Son muchos los aciertos de la última entrega del aclamado director de cine animado Isao Takahata: trama lineal, contundencia, estética única, tradición e innovación.
La princesa Kaguya es un viaje a un manuscrito del período Edo, con sus perfiles blancos, las perfectas caídas de los kimonos, los suntuosos palacios con estanques; pero, en medio de toda esa armonía y belleza estética, se abre paso un elemento disonante: la protagonista.
Fuerte y rebelde, comprensiva e inteligente, valiente y prodigiosa, la pequeña niña, nacida del brote de un bambú, nos pone frente a los ojos la terrible realidad de muchas mujeres y de muchos tiempos. Nos susurra al oído su sufrimiento y resignación, la impotencia de no poder asir su propio destino.
Originalmente, la historia de la princesa Kaguya se remonta a un cuento anterior al siglo X, rescatado y transcrito bajo el título El cuento del cortador de bambú. Hoy en día, los documentos más antiguos que conservamos de ella corresponden al Período Edo (1609 – 1868). Se trata de una historia de infinito valor para la tradición literaria nipona: pertenece a una serie de cuentos que, además de constituir los primeros textos de ficción escritos en prosa, también fueron los primeros en documentarse bajo un sistema de escritura propiamente japonés, y no de herencia china. Es un cuento tradicional que ha sido representado y adaptado a un sinfín de medios, y que, en 2013, llegó a la gran pantalla con una esencia refrescante y nueva. Nunca un cuento tan antiguo se sintió tan actual.

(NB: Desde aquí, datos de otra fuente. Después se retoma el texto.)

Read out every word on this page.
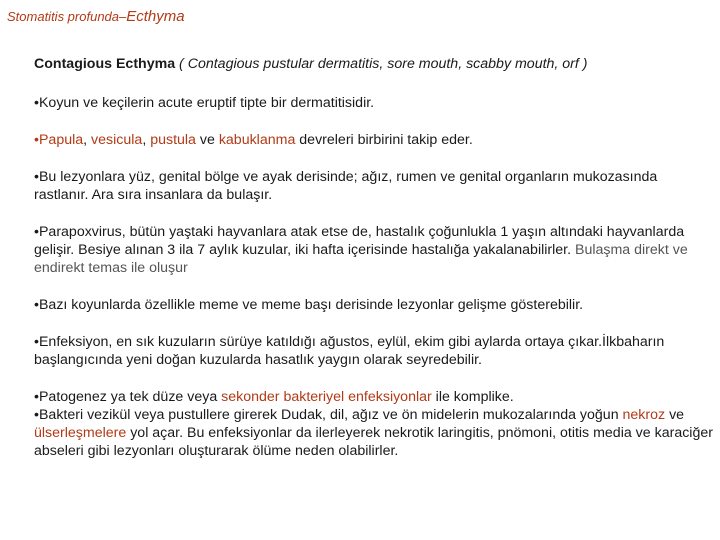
Stomatitis profunda–Ecthyma

Contagious Ecthyma ( Contagious pustular dermatitis, sore mouth, scabby mouth, orf )

•Koyun ve keçilerin acute eruptif tipte bir dermatitisidir.

•Papula, vesicula, pustula ve kabuklanma devreleri birbirini takip eder.

•Bu lezyonlara yüz, genital bölge ve ayak derisinde; ağız, rumen ve genital organların mukozasında rastlanır. Ara sıra insanlara da bulaşır.

•Parapoxvirus, bütün yaştaki hayvanlara atak etse de, hastalık çoğunlukla 1 yaşın altındaki hayvanlarda gelişir. Besiye alınan 3 ila 7 aylık kuzular, iki hafta içerisinde hastalığa yakalanabilirler. Bulaşma direkt ve endirekt temas ile oluşur

•Bazı koyunlarda özellikle meme ve meme başı derisinde lezyonlar gelişme gösterebilir.

•Enfeksiyon, en sık kuzuların sürüye katıldığı ağustos, eylül, ekim gibi aylarda ortaya çıkar.İlkbaharın başlangıcında yeni doğan kuzularda hasatlık yaygın olarak seyredebilir.

•Patogenez ya tek düze veya sekonder bakteriyel enfeksiyonlar ile komplike.

•Bakteri vezikül veya pustullere girerek Dudak, dil, ağız ve ön midelerin mukozalarında yoğun nekroz ve ülserleşmelere yol açar. Bu enfeksiyonlar da ilerleyerek nekrotik laringitis, pnömoni, otitis media ve karaciğer abseleri gibi lezyonları oluşturarak ölüme neden olabilirler.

La princesa Kaguya —una más entre los millares de princesas mudas, protagonistas de un sinfín de cuentos tradicionales alrededor del mundo—, es, por fin, dotada de una voz propia. Vemos en ella a una niña con todas las cualidades que una niña debe tener, con la humanidad que todo ser humano debe tener; vemos su sensibilidad y resistencia a los cambios, la añoranza por las amistades y el amor, el deseo de una infancia llena de juegos y primaveras.

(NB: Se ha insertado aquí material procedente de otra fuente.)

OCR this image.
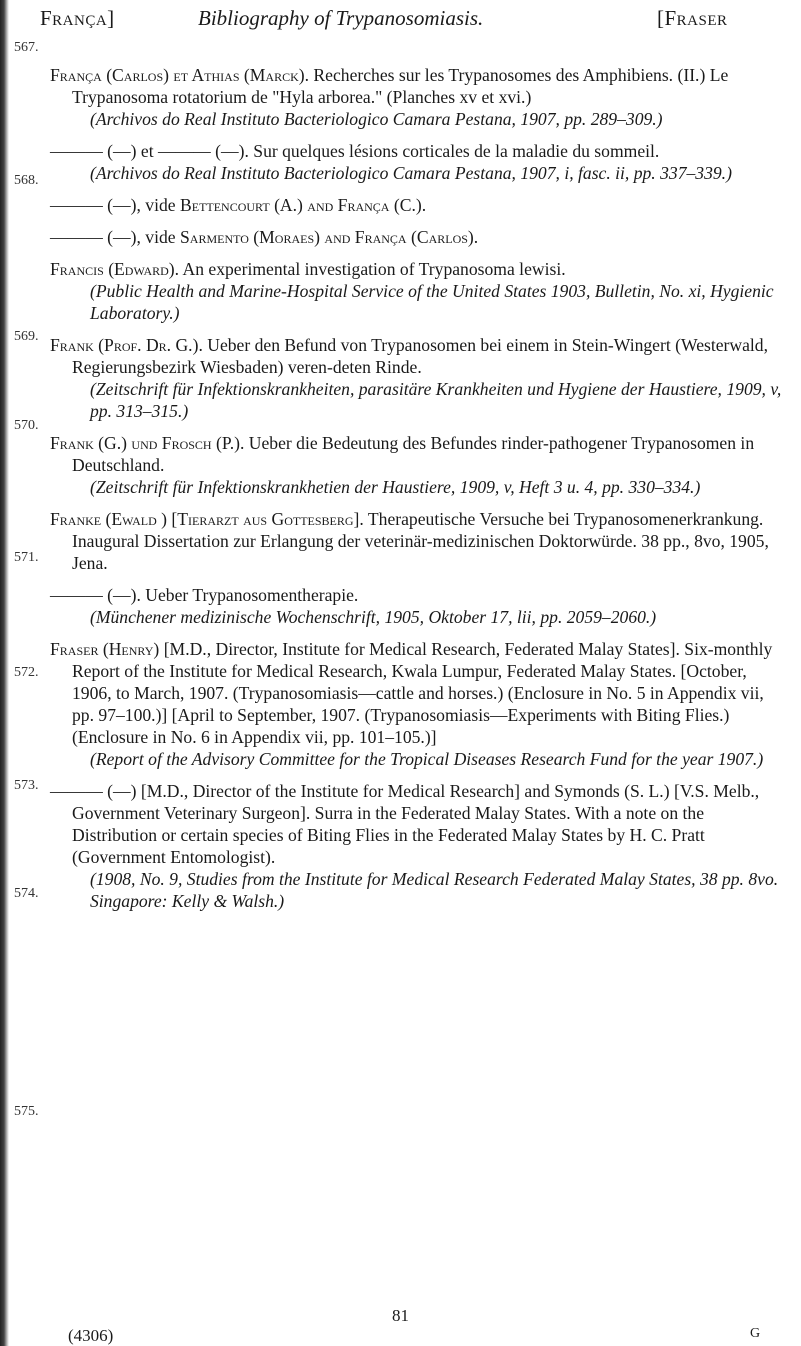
França]	Bibliography of Trypanosomiasis.	[Fraser
567.
568.
569.
570.
571.
572.
573.
574.
575.

França (Carlos) et Athias (Marck). Recherches sur les Trypanosomes des Amphibiens. (II.) Le Trypanosoma rotatorium de "Hyla arborea." (Planches xv et xvi.)

(Archivos do Real Instituto Bacteriologico Camara Pestana, 1907, pp. 289–309.)

——— (—) et ——— (—). Sur quelques lésions corticales de la maladie du sommeil.

(Archivos do Real Instituto Bacteriologico Camara Pestana, 1907, i, fasc. ii, pp. 337–339.)

——— (—), vide Bettencourt (A.) and França (C.).

——— (—), vide Sarmento (Moraes) and França (Carlos).

Francis (Edward). An experimental investigation of Trypanosoma lewisi.

(Public Health and Marine-Hospital Service of the United States 1903, Bulletin, No. xi, Hygienic Laboratory.)

Frank (Prof. Dr. G.). Ueber den Befund von Trypanosomen bei einem in Stein-Wingert (Westerwald, Regierungsbezirk Wiesbaden) veren-deten Rinde.

(Zeitschrift für Infektionskrankheiten, parasitäre Krankheiten und Hygiene der Haustiere, 1909, v, pp. 313–315.)

Frank (G.) und Frosch (P.). Ueber die Bedeutung des Befundes rinder-pathogener Trypanosomen in Deutschland.

(Zeitschrift für Infektionskrankhetien der Haustiere, 1909, v, Heft 3 u. 4, pp. 330–334.)

Franke (Ewald ) [Tierarzt aus Gottesberg]. Therapeutische Versuche bei Trypanosomenerkrankung. Inaugural Dissertation zur Erlangung der veterinär-medizinischen Doktorwürde. 38 pp., 8vo, 1905, Jena.

——— (—). Ueber Trypanosomentherapie.

(Münchener medizinische Wochenschrift, 1905, Oktober 17, lii, pp. 2059–2060.)

Fraser (Henry) [M.D., Director, Institute for Medical Research, Federated Malay States]. Six-monthly Report of the Institute for Medical Research, Kwala Lumpur, Federated Malay States. [October, 1906, to March, 1907. (Trypanosomiasis—cattle and horses.) (Enclosure in No. 5 in Appendix vii, pp. 97–100.)] [April to September, 1907. (Trypanosomiasis—Experiments with Biting Flies.) (Enclosure in No. 6 in Appendix vii, pp. 101–105.)]

(Report of the Advisory Committee for the Tropical Diseases Research Fund for the year 1907.)

——— (—) [M.D., Director of the Institute for Medical Research] and Symonds (S. L.) [V.S. Melb., Government Veterinary Surgeon]. Surra in the Federated Malay States. With a note on the Distribution or certain species of Biting Flies in the Federated Malay States by H. C. Pratt (Government Entomologist).

(1908, No. 9, Studies from the Institute for Medical Research Federated Malay States, 38 pp. 8vo. Singapore: Kelly & Walsh.)

81
(4306)	G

También vemos cómo las figuras autoritarias —su padre y las incuestionables costumbres—, destruyen, lentamente, todo aquello que podía hacerla feliz y autónoma. Es alejada de la gente que quiere y del lugar en el que creció, se ve obligada a aceptar una vida dentro de la nobleza que nunca deseó, acatar la obligación de contraer matrimonio con alguno de sus pretendientes —mayores y desconocidos—, y dejar a un lado los deseos y pensamientos, propios de alguien de su edad, para aprender las formas de una auténtica princesa: cantar con perfección, dominar el arte de la caligrafía, no llorar, no gritar, no reír, no levantarse, no salir, no ser vista por nadie, no hablar.

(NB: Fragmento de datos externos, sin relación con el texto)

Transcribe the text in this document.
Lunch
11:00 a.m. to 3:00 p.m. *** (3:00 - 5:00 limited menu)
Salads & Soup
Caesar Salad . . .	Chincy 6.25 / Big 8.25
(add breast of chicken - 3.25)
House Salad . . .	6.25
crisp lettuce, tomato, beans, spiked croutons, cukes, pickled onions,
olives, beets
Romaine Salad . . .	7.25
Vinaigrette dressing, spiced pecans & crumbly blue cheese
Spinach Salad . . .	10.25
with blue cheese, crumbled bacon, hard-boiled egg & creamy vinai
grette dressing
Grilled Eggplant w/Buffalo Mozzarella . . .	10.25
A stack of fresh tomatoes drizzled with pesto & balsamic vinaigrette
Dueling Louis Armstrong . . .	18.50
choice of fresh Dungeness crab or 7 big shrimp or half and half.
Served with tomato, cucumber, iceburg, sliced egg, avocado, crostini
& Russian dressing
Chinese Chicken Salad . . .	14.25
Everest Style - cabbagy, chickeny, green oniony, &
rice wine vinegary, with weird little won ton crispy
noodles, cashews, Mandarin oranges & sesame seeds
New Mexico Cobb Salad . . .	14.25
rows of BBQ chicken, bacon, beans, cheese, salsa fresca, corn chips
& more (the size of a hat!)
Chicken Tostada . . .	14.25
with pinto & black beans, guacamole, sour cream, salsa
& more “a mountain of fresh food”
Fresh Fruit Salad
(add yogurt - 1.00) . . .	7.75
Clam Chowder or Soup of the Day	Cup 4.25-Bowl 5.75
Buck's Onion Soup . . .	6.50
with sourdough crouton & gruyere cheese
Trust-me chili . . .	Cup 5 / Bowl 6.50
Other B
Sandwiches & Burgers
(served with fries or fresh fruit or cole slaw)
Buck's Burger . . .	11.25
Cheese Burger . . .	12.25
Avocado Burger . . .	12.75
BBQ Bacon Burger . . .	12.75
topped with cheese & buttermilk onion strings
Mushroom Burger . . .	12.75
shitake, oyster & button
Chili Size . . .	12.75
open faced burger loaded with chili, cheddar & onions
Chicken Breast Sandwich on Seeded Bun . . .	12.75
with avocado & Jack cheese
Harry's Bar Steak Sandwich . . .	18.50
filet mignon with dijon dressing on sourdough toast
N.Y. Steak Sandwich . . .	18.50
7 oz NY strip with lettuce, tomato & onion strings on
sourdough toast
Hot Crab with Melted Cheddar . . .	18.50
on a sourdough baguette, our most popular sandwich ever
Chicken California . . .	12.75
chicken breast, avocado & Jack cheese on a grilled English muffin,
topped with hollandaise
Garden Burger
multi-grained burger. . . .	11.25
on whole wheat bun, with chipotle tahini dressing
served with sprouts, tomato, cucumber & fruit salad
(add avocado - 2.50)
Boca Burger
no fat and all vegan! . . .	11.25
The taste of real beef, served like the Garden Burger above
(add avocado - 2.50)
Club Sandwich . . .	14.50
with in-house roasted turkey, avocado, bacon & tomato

La princesa Kaguya es la niña de siempre, es cada niña. Ha poblado el mundo entero durante todas las historias y culturas. Es la niña que tiene que renunciar a una vida de libertad, de sensaciones y placeres para servir a una sociedad que ni la aprecia, ni le concede un espacio. Por eso es crucial haberla dotado de voz: no es solo la protagonista de un cuento tradicional, sino el modelo de mujer, un modelo artificial y cruel, que se ha propagado por todos los rincones del planeta y que se extiende hasta nuestros días.
Kaguya se resiste y grita por todas aquellas que solo pudieron optar por callar siempre.